The 2006 Elite Series event on Santee Cooper was a slugfest in every sense of the word – Preston Clark won with a then-record 115-15, beating the “unbeatable” 108+ that Dean Rojas had caught at Toho in 2001. Of course, Clark’s record was passed by Steve Kennedy in 2007 at Clear Lake, and Kennedy in turn was passed by Paul Elias in 2008 at Falcon. A total of six anglers topped the century mark at Santee, and only one angler in the top 12 failed to hit the 90 pound mark.
Records in individual tournaments are of course important, but as many pros will tell you the Angler of the Year race is the one that matters most. This tournament outcome had a substantial impact on the 2006 AOY race.
Can you guess why?
For a hint, don’t look at the top of the standings sheet. Yes, Mike Iaconelli won the title that year, and he finished a commendable 18th at Santee, but that’s not why Santee is important.
The real story lies at the bottom of the scorecard. Three anglers – Randy Howell, Alton Jones and KVD — tied for 103rd place (last). They were all disqualified from the event. KVD was sent packing for allowing an amateur to drive the boat as he stood on the deck and looked for bedders, which BASS determined was a violation of Elite Series Rule 12. That rule only allowed non-boaters to drive the boat in emergency situations or on/off the trailer.
“I was stunned,” KVD told Bassmaster. “But it was my fault. I have no one to blame but myself.”
Jones was DQed for the same reason, although his ruling did not come down until later – when he was in 2nd place in the tournament.
Howell took a polygraph test after the first day of the tournament and was not disqualified at that time, but the ruling with respect to him came down on the Monday after the tournament ended. At that point, it appeared that he’d finished 21st and won $10,250. He subsequently realized that he needed to explain additional details to BASS and called for a meeting with tournament director Trip Weldon, which led to the DQ.

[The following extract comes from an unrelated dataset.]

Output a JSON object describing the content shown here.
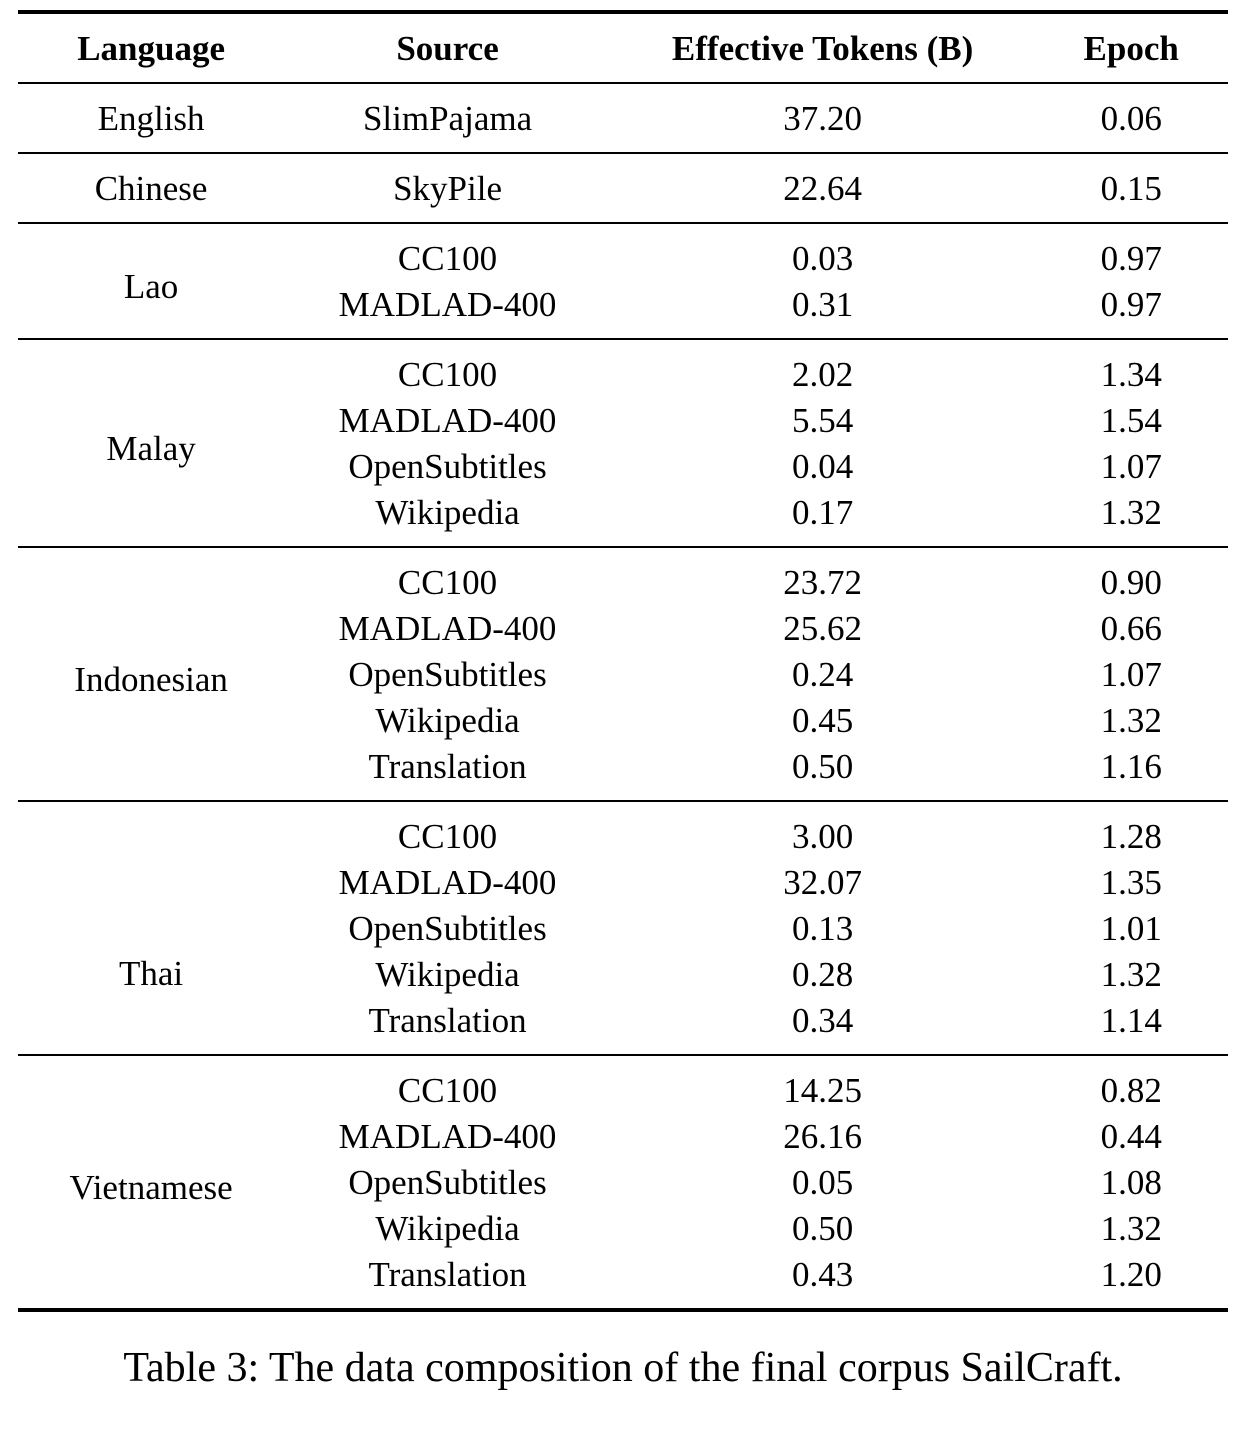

Despite the Santee DQ, VanDam earned six top ten finishes in that year’s 11-event schedule. Indeed, he never missed the money and finished outside the top 13 only 3 times in the remaining 10 events. He ended up 3rd in the AOY race, just 66 points behind Ike. Had KVD caught a single fish at Santee and everything else remained the same, he would’ve earned a minimum of 70 points. Of course, we can never know for sure that events would have played out the same way after South Carolina, but it’s food for thought.
It was a costly penalty for KVD. Ike won $125,000 for his AOY title, plus whatever contract bonuses he’d negotiated. Even second place finisher Steve Kennedy earned a cool $40k. VanDam didn’t suffer too much, though, as evidenced by the multiple AOY titles he’s earned since then.